Parmi ces virus, certains présentent néanmoins une étonnante similarité de structure : ils sont constitués d’une enveloppe protéique (capside et queue), à l’intérieur de laquelle le génome du phage est stocké sous forme hautement condensé (env. 500mg/ml).

Problématique

Quel est le rôle joué par la compaction de l’ADN dans l’infectivité du phage? Est-elle nécessaire et suffisante pour permettre au phage d’injecter son génome dans la bactérie hôte ?

Principaux résultats

En utilisant le phage modèle T5  et une approche in vitro bottom-up, les principaux résultats obtenus sont :

  • La reconstitution de l’éjection de l’ADN du phage
    • en cellule de flux
    • à travers une membrane lipidique
    • en suivant les étapes moléculaires de « perçage » de la membrane (par électrophysiologie)
  • La mise en évidence de l’étape cinétiquement limitante de l’infection : un changement conformationel permettant de « percer » la membrane
  • La mise en évidence d’une cinétique complexe lors de l’éjection de l’ADN hors de la capside; brièvement la décondensation de l’ADN freine son éjection.

Publications

Is the in vitro ejection of bacteriophage DNA quasistatic? A bulk to single virus study – 2010

N Chiaruttini, M De Frutos, E Augarde, P Boulanger, L Letellier, V Viasnoff
Biophysical journal 99 (2), 447-455

Reconstitution in vitro de l’éjection du génome du phage T5 en solution (sans membrane lipidique). Un modèle cinétique et des études couplées bulk/ virus unique permettent de discriminer les trois étapes du processus d’éjection (docking du récepteur, activation, expulsion de l’ADN).ArtPhage

A Novel Method to Couple Electrophysiological Measurements and Fluorescence Imaging of Suspended Lipid Membranes: The Example of T5 Bacteriophage DNA Ejection – 2013

N Chiaruttini, L Letellier, V Viasnoff
PloS one 8 (12), e84376

Reconstitution en vésicules géantes du transfert d’ADN à travers une membrane lipidique. Développement d’un montage permettant le suivi simultané par microscopie de fluorescence et par électrophysiologie d’une membrane lipidique supportée. Les résultats obtenus sur l’éjection de l’ADN du phage T5 permettent de préciser les événements moléculaires conduisant à l’éjection de l’ADN du phage.

journal.pone.0084376.g001

Illustrations

Cette vidéo montre l’éjection de l’ADN issu de phages uniques adsorbés sur une surface dans une chambre à flux. La vidéo est temps réel et la longueur des ADNs éjectés (env. 100kb) est de 40 microns. L’éjection est déclenché par l’ajout du récepteur du phage en solution (FhuA).

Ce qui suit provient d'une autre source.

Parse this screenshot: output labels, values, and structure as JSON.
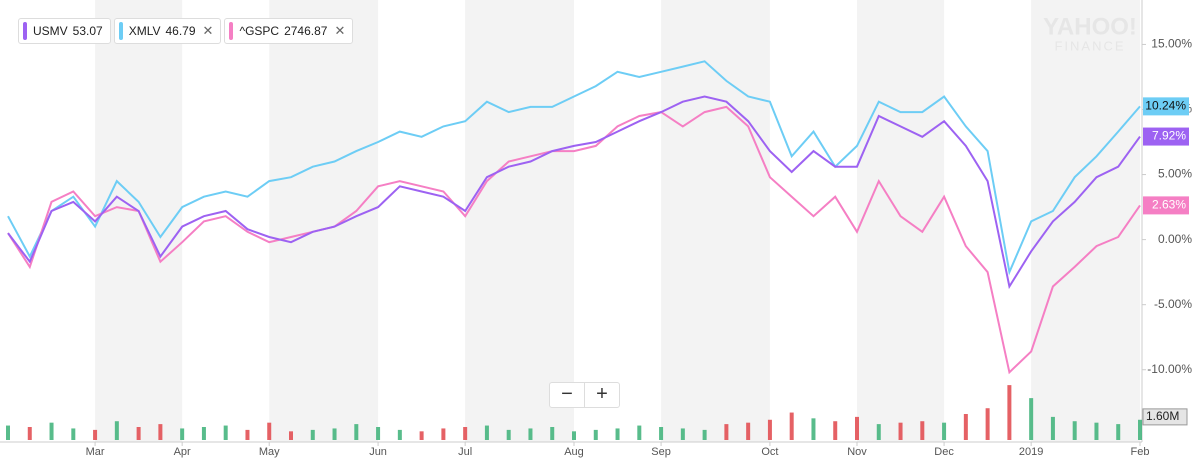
{
  "chart_data": {
    "type": "line",
    "watermark": [
      "YAHOO!",
      "FINANCE"
    ],
    "categories": [
      null,
      null,
      null,
      null,
      "Mar",
      null,
      null,
      null,
      "Apr",
      null,
      null,
      null,
      "May",
      null,
      null,
      null,
      null,
      "Jun",
      null,
      null,
      null,
      "Jul",
      null,
      null,
      null,
      null,
      "Aug",
      null,
      null,
      null,
      "Sep",
      null,
      null,
      null,
      null,
      "Oct",
      null,
      null,
      null,
      "Nov",
      null,
      null,
      null,
      "Dec",
      null,
      null,
      null,
      "2019",
      null,
      null,
      null,
      null,
      "Feb"
    ],
    "series": [
      {
        "name": "USMV",
        "price": 53.07,
        "color": "#9d62f2",
        "values": [
          0.5,
          -1.7,
          2.2,
          2.9,
          1.4,
          3.3,
          2.2,
          -1.3,
          1.0,
          1.8,
          2.2,
          0.8,
          0.2,
          -0.2,
          0.6,
          1.0,
          1.8,
          2.5,
          4.1,
          3.7,
          3.3,
          2.2,
          4.8,
          5.6,
          6.0,
          6.8,
          7.2,
          7.5,
          8.3,
          9.1,
          9.8,
          10.6,
          11.0,
          10.6,
          9.1,
          6.8,
          5.2,
          6.8,
          5.6,
          5.6,
          9.5,
          8.7,
          7.9,
          9.1,
          7.2,
          4.5,
          -3.6,
          -0.9,
          1.4,
          2.9,
          4.8,
          5.6,
          7.92
        ],
        "value_labels": [
          null,
          null,
          null,
          null,
          null,
          null,
          null,
          null,
          null,
          null,
          null,
          null,
          null,
          null,
          null,
          null,
          null,
          null,
          null,
          null,
          null,
          null,
          null,
          null,
          null,
          null,
          null,
          null,
          null,
          null,
          null,
          null,
          null,
          null,
          null,
          null,
          null,
          null,
          null,
          null,
          null,
          null,
          null,
          null,
          null,
          null,
          null,
          null,
          null,
          null,
          null,
          null,
          "7.92%"
        ]
      },
      {
        "name": "XMLV",
        "price": 46.79,
        "color": "#6dcdf5",
        "values": [
          1.8,
          -1.3,
          2.2,
          3.3,
          1.0,
          4.5,
          2.9,
          0.2,
          2.5,
          3.3,
          3.7,
          3.3,
          4.5,
          4.8,
          5.6,
          6.0,
          6.8,
          7.5,
          8.3,
          7.9,
          8.7,
          9.1,
          10.6,
          9.8,
          10.2,
          10.2,
          11.0,
          11.8,
          12.9,
          12.5,
          12.9,
          13.3,
          13.7,
          12.2,
          11.0,
          10.6,
          6.4,
          8.3,
          5.6,
          7.2,
          10.6,
          9.8,
          9.8,
          11.0,
          8.7,
          6.8,
          -2.5,
          1.4,
          2.2,
          4.8,
          6.4,
          8.3,
          10.24
        ],
        "value_labels": [
          null,
          null,
          null,
          null,
          null,
          null,
          null,
          null,
          null,
          null,
          null,
          null,
          null,
          null,
          null,
          null,
          null,
          null,
          null,
          null,
          null,
          null,
          null,
          null,
          null,
          null,
          null,
          null,
          null,
          null,
          null,
          null,
          null,
          null,
          null,
          null,
          null,
          null,
          null,
          null,
          null,
          null,
          null,
          null,
          null,
          null,
          null,
          null,
          null,
          null,
          null,
          null,
          "10.24%"
        ]
      },
      {
        "name": "^GSPC",
        "price": 2746.87,
        "color": "#f57fc4",
        "values": [
          0.5,
          -2.1,
          2.9,
          3.7,
          1.8,
          2.5,
          2.2,
          -1.7,
          -0.2,
          1.4,
          1.8,
          0.6,
          -0.2,
          0.2,
          0.6,
          1.0,
          2.2,
          4.1,
          4.5,
          4.1,
          3.7,
          1.8,
          4.5,
          6.0,
          6.4,
          6.8,
          6.8,
          7.2,
          8.7,
          9.5,
          9.8,
          8.7,
          9.8,
          10.2,
          8.7,
          4.8,
          3.3,
          1.8,
          3.3,
          0.6,
          4.5,
          1.8,
          0.6,
          3.3,
          -0.5,
          -2.5,
          -10.2,
          -8.6,
          -3.6,
          -2.1,
          -0.5,
          0.2,
          2.63
        ],
        "value_labels": [
          null,
          null,
          null,
          null,
          null,
          null,
          null,
          null,
          null,
          null,
          null,
          null,
          null,
          null,
          null,
          null,
          null,
          null,
          null,
          null,
          null,
          null,
          null,
          null,
          null,
          null,
          null,
          null,
          null,
          null,
          null,
          null,
          null,
          null,
          null,
          null,
          null,
          null,
          null,
          null,
          null,
          null,
          null,
          null,
          null,
          null,
          null,
          null,
          null,
          null,
          null,
          null,
          "2.63%"
        ]
      }
    ],
    "ylim": [
      -15.4,
      17.8
    ],
    "yticks": [
      {
        "value": 15,
        "label": "15.00%"
      },
      {
        "value": 10,
        "label": "10.00%"
      },
      {
        "value": 5,
        "label": "5.00%"
      },
      {
        "value": 0,
        "label": "0.00%"
      },
      {
        "value": -5,
        "label": "-5.00%"
      },
      {
        "value": -10,
        "label": "-10.00%"
      }
    ],
    "grid": false,
    "volume": {
      "values": [
        1.0,
        0.9,
        1.2,
        0.8,
        0.7,
        1.3,
        0.9,
        1.1,
        0.8,
        0.9,
        1.0,
        0.7,
        1.2,
        0.6,
        0.7,
        0.8,
        1.1,
        0.9,
        0.7,
        0.6,
        0.8,
        0.9,
        1.0,
        0.7,
        0.8,
        0.9,
        0.6,
        0.7,
        0.8,
        1.0,
        0.9,
        0.8,
        0.7,
        1.1,
        1.2,
        1.4,
        1.9,
        1.5,
        1.3,
        1.6,
        1.1,
        1.2,
        1.3,
        1.2,
        1.8,
        2.2,
        3.8,
        2.9,
        1.6,
        1.3,
        1.2,
        1.1,
        1.4
      ],
      "colors": [
        "#3bb077",
        "#e0454a",
        "#3bb077",
        "#3bb077",
        "#e0454a",
        "#3bb077",
        "#e0454a",
        "#e0454a",
        "#3bb077",
        "#3bb077",
        "#3bb077",
        "#e0454a",
        "#e0454a",
        "#e0454a",
        "#3bb077",
        "#3bb077",
        "#3bb077",
        "#3bb077",
        "#3bb077",
        "#e0454a",
        "#e0454a",
        "#e0454a",
        "#3bb077",
        "#3bb077",
        "#3bb077",
        "#3bb077",
        "#3bb077",
        "#3bb077",
        "#3bb077",
        "#3bb077",
        "#3bb077",
        "#3bb077",
        "#3bb077",
        "#e0454a",
        "#e0454a",
        "#e0454a",
        "#e0454a",
        "#3bb077",
        "#e0454a",
        "#e0454a",
        "#3bb077",
        "#e0454a",
        "#e0454a",
        "#3bb077",
        "#e0454a",
        "#e0454a",
        "#e0454a",
        "#3bb077",
        "#3bb077",
        "#3bb077",
        "#3bb077",
        "#3bb077",
        "#3bb077"
      ],
      "ylim": [
        0,
        4.5
      ],
      "yticks": [
        {
          "value": 1.6,
          "label": "1.60M"
        }
      ]
    }
  }
}
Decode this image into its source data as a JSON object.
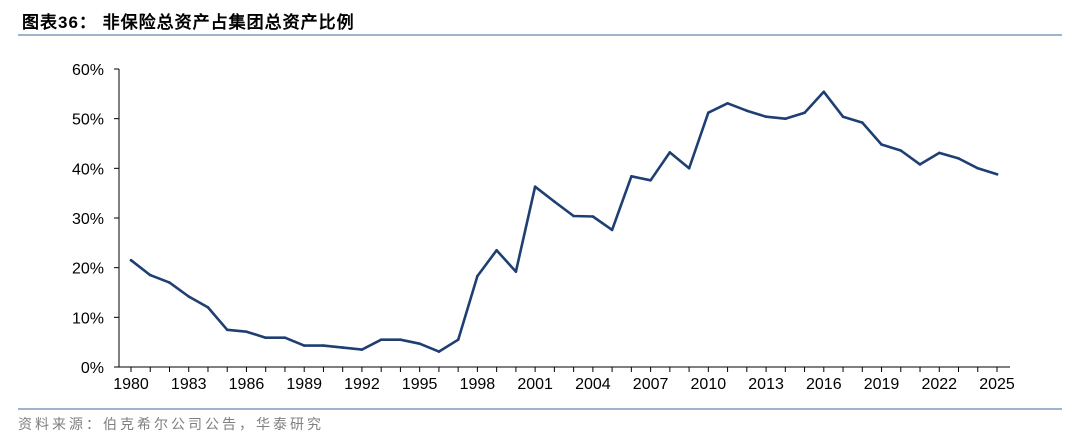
{
  "header": {
    "title": "图表36：  非保险总资产占集团总资产比例"
  },
  "footer": {
    "source": "资料来源：伯克希尔公司公告，华泰研究"
  },
  "chart_data": {
    "type": "line",
    "title": "",
    "xlabel": "",
    "ylabel": "",
    "x": [
      1980,
      1981,
      1982,
      1983,
      1984,
      1985,
      1986,
      1987,
      1988,
      1989,
      1990,
      1991,
      1992,
      1993,
      1994,
      1995,
      1996,
      1997,
      1998,
      1999,
      2000,
      2001,
      2002,
      2003,
      2004,
      2005,
      2006,
      2007,
      2008,
      2009,
      2010,
      2011,
      2012,
      2013,
      2014,
      2015,
      2016,
      2017,
      2018,
      2019,
      2020,
      2021,
      2022,
      2023,
      2024,
      2025
    ],
    "series": [
      {
        "values": [
          21.5,
          18.5,
          17,
          14.2,
          12,
          7.5,
          7.1,
          5.9,
          5.9,
          4.3,
          4.3,
          3.9,
          3.5,
          5.5,
          5.5,
          4.7,
          3.1,
          5.5,
          18.3,
          23.5,
          19.2,
          36.3,
          33.3,
          30.4,
          30.3,
          27.6,
          38.4,
          37.6,
          43.2,
          40,
          51.2,
          53.1,
          51.6,
          50.4,
          50,
          51.2,
          55.4,
          50.4,
          49.2,
          44.8,
          43.6,
          40.8,
          43.1,
          42,
          40,
          38.8
        ]
      }
    ],
    "y_ticks": [
      "0%",
      "10%",
      "20%",
      "30%",
      "40%",
      "50%",
      "60%"
    ],
    "x_ticks": [
      "1980",
      "1983",
      "1986",
      "1989",
      "1992",
      "1995",
      "1998",
      "2001",
      "2004",
      "2007",
      "2010",
      "2013",
      "2016",
      "2019",
      "2022",
      "2025"
    ],
    "ylim": [
      0,
      60
    ],
    "xlim": [
      1980,
      2025
    ],
    "grid": false,
    "legend": "none",
    "line_color": "#1f3f73"
  }
}
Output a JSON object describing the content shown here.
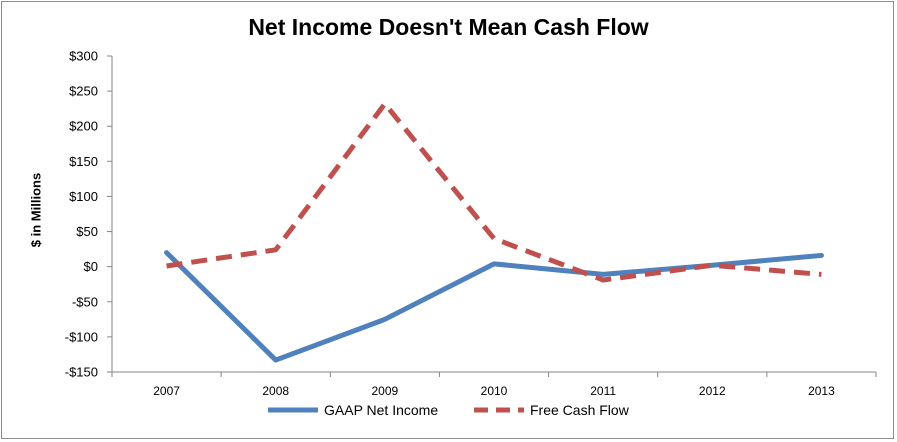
{
  "chart_data": {
    "type": "line",
    "title": "Net Income Doesn't Mean Cash Flow",
    "xlabel": "",
    "ylabel": "$ in Millions",
    "categories": [
      "2007",
      "2008",
      "2009",
      "2010",
      "2011",
      "2012",
      "2013"
    ],
    "ylim": [
      -150,
      300
    ],
    "yticks": [
      300,
      250,
      200,
      150,
      100,
      50,
      0,
      -50,
      -100,
      -150
    ],
    "ytick_labels": [
      "$300",
      "$250",
      "$200",
      "$150",
      "$100",
      "$50",
      "$0",
      "-$50",
      "-$100",
      "-$150"
    ],
    "grid": false,
    "legend_position": "bottom",
    "series": [
      {
        "name": "GAAP Net Income",
        "values": [
          20,
          -133,
          -75,
          4,
          -11,
          2,
          16
        ],
        "color": "#4f81bd",
        "style": "solid"
      },
      {
        "name": "Free Cash Flow",
        "values": [
          1,
          24,
          232,
          40,
          -19,
          2,
          -11
        ],
        "color": "#c0504d",
        "style": "dashed"
      }
    ]
  }
}
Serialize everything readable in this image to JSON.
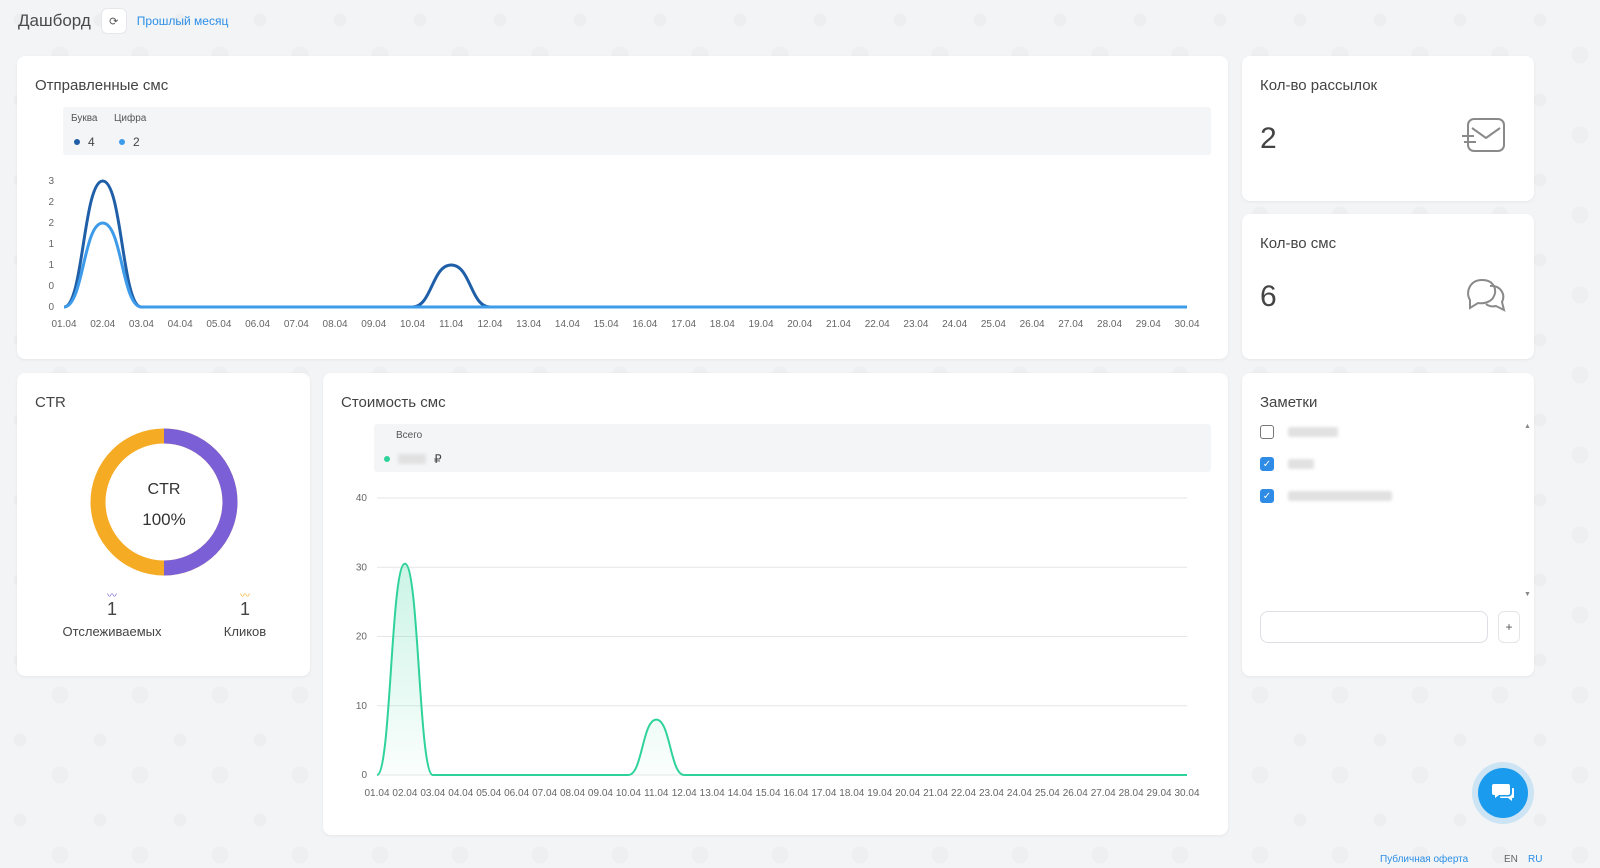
{
  "header": {
    "title": "Дашборд",
    "refresh_icon": "refresh-icon",
    "period": "Прошлый месяц"
  },
  "sent_sms": {
    "title": "Отправленные смс",
    "legend": [
      {
        "name": "Буква",
        "value": "4",
        "color": "#1f5fa8"
      },
      {
        "name": "Цифра",
        "value": "2",
        "color": "#3d9be9"
      }
    ]
  },
  "mailings": {
    "title": "Кол-во рассылок",
    "value": "2",
    "icon": "envelope-icon"
  },
  "sms_count": {
    "title": "Кол-во смс",
    "value": "6",
    "icon": "chat-bubbles-icon"
  },
  "ctr": {
    "title": "CTR",
    "center_label": "CTR",
    "center_value": "100%",
    "tracked": {
      "value": "1",
      "label": "Отслеживаемых",
      "color": "#7b5fd6"
    },
    "clicks": {
      "value": "1",
      "label": "Кликов",
      "color": "#f5a623"
    }
  },
  "cost": {
    "title": "Стоимость смс",
    "legend_title": "Всего",
    "currency": "₽",
    "color": "#2fd39a"
  },
  "notes": {
    "title": "Заметки",
    "items": [
      {
        "checked": false
      },
      {
        "checked": true
      },
      {
        "checked": true
      }
    ],
    "add_label": "+"
  },
  "footer": {
    "offer": "Публичная оферта",
    "lang_en": "EN",
    "lang_ru": "RU"
  },
  "chart_data": [
    {
      "type": "line",
      "title": "Отправленные смс",
      "categories": [
        "01.04",
        "02.04",
        "03.04",
        "04.04",
        "05.04",
        "06.04",
        "07.04",
        "08.04",
        "09.04",
        "10.04",
        "11.04",
        "12.04",
        "13.04",
        "14.04",
        "15.04",
        "16.04",
        "17.04",
        "18.04",
        "19.04",
        "20.04",
        "21.04",
        "22.04",
        "23.04",
        "24.04",
        "25.04",
        "26.04",
        "27.04",
        "28.04",
        "29.04",
        "30.04"
      ],
      "y_ticks": [
        "0",
        "0",
        "1",
        "1",
        "2",
        "2",
        "3"
      ],
      "ylim": [
        0,
        3
      ],
      "series": [
        {
          "name": "Буква",
          "values": [
            0,
            3,
            0,
            0,
            0,
            0,
            0,
            0,
            0,
            0,
            1,
            0,
            0,
            0,
            0,
            0,
            0,
            0,
            0,
            0,
            0,
            0,
            0,
            0,
            0,
            0,
            0,
            0,
            0,
            0
          ]
        },
        {
          "name": "Цифра",
          "values": [
            0,
            2,
            0,
            0,
            0,
            0,
            0,
            0,
            0,
            0,
            0,
            0,
            0,
            0,
            0,
            0,
            0,
            0,
            0,
            0,
            0,
            0,
            0,
            0,
            0,
            0,
            0,
            0,
            0,
            0
          ]
        }
      ],
      "grid": false,
      "legend": "top-left"
    },
    {
      "type": "area",
      "title": "Стоимость смс",
      "categories": [
        "01.04",
        "02.04",
        "03.04",
        "04.04",
        "05.04",
        "06.04",
        "07.04",
        "08.04",
        "09.04",
        "10.04",
        "11.04",
        "12.04",
        "13.04",
        "14.04",
        "15.04",
        "16.04",
        "17.04",
        "18.04",
        "19.04",
        "20.04",
        "21.04",
        "22.04",
        "23.04",
        "24.04",
        "25.04",
        "26.04",
        "27.04",
        "28.04",
        "29.04",
        "30.04"
      ],
      "y_ticks": [
        "0",
        "10",
        "20",
        "30",
        "40"
      ],
      "ylim": [
        0,
        40
      ],
      "series": [
        {
          "name": "Всего",
          "values": [
            0,
            30.5,
            0,
            0,
            0,
            0,
            0,
            0,
            0,
            0,
            8,
            0,
            0,
            0,
            0,
            0,
            0,
            0,
            0,
            0,
            0,
            0,
            0,
            0,
            0,
            0,
            0,
            0,
            0,
            0
          ]
        }
      ],
      "grid": true,
      "legend": "top-left"
    }
  ]
}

Trois phages fluorescents diffusant sur une membrane fonctionalisée avec le récepteur du phage T5 (FhuA). Les phages sont libres de diffuser sur un trou circulaire de 10 microns de diamètre.

Section d’une vésicule géante fonctionalisée FhuA montrant les ADNs fluctuant ayant été éjectés dans la vésicule (un ADN -> un phage). La vésicule fait 20 microns de diamètre.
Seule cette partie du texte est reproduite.